La Convention de Genève relative au statut des réfugiés a permis de protéger 50 millions de personnes dans le monde depuis 1951. à l’occasion de son 50e anniversaire, à l’Assemblée nationale, 577 réfugiés ont proclamé par l’Appel de Paris que cette Convention « demeure l’instrument fondamental de la protection internationale des réfugiés ».
Aujourd’hui, ce texte est largement remis en cause. Au sein de l’Union européenne, quinze des Etats les plus riches du monde travaillent à rapprocher leurs politiques en application du Traité d’Amsterdam. Tout en réaffirmant leur attachement à cette Convention, ils mettent en place des mesures qui affaiblissent le système international de protection. En octobre 1999 à Tampere en Finlande, les chefs d’État et de gouvernement des pays de l’Union ont pris un engagement solennel sur le « respect absolu du droit de demander l’asile » ; les premiers textes adoptés ensuite visaient pourtant à renforcer le contrôle des flux migratoires avec pour conséquence d’entraver pour certains réfugiés l’accès aux procédures d’asile (sanctions aux transporteurs, réseau d’officiers de liaison). De même, les notions de protection « temporaire » en cas d’afflux massifs ou « subsidiaire » tendent à normaliser un statut au rabais.

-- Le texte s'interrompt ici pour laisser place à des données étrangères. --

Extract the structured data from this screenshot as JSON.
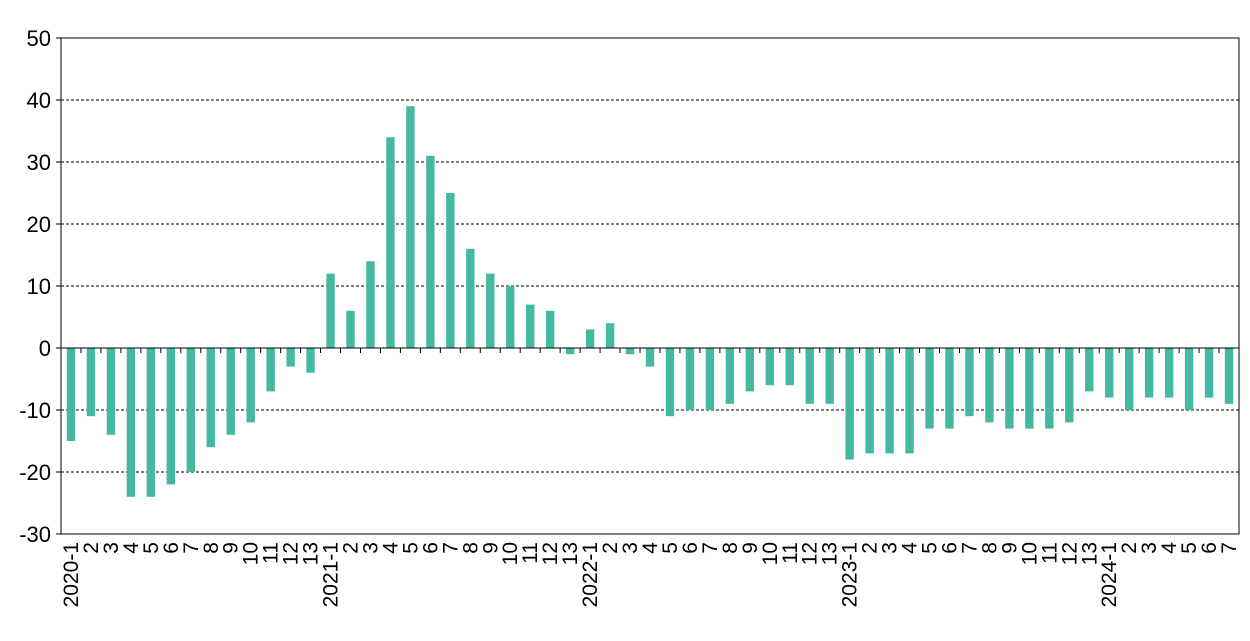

Une nécessaire amélioration de l’asile en France ne peut se faire en marge des travaux menés au sein de l’Union européenne. Un chantier important est lancé sur les procédures d’asile, sur les conditions d’accueil des demandeurs, mais aussi sur une interprétation commune de la définition du réfugié. Les travaux des Quinze doivent se dérouler dans la transparence ; ils ne doivent pas déboucher sur l’abaissement des garanties prévues par les propositions de la Commission européenne.
Les questions d’asile et d’immigration étant très entremêlées, il est aussi nécessaire de redéfinir clairement une politique d’immigration, lisible et ouverte.
Les associations de la Coordination pour le droit d’asile réaffirment leur attachement au droit d’asile comme droit fondamental, et à la Convention de Genève comme socle du droit pour le statut des réfugiés.
Les associations de la Coordination pour le droit d’asile font 10 recommandations en matière de traitement des demandeurs d’asile, avec une demande d’attention particulière pour les personnes vulnérables (mineurs, femmes, personnes âgées, handicapées…) en France tant métropolitaine qu’outre-mer et quel que soit le type d’asile demandé :
1- La protection doit être la priorité de toute politique d’asile. Aucune mesure ne doit être un obstacle pour l’asile : l’admission sur le territoire doit être la règle pour les demandeurs d’asile et un recours suspensif institué en cas de refus. Les demandeurs d’asile ne doivent pas être pénalisés, en l’absence de documents de voyage, du fait des sanctions aux transporteurs, des accords de réadmission, etc. Le système du maintien en zone d’attente doit être respectueux des personnes et de leurs droits.
2- La France doit adopter une interprétation pleine et entière de la définition du réfugié de la Convention de Genève, notamment en ce qui concerne la notion d’agent de persécution.
3- Le système de la Convention de Dublin de responsabilisation d’un État membre pour l’examen des demandes d’asile doit être modifié : dans le texte actuellement en discussion au sein de l’Union européenne, le principe doit être que la demande est examinée dans le pays où elle est déposée.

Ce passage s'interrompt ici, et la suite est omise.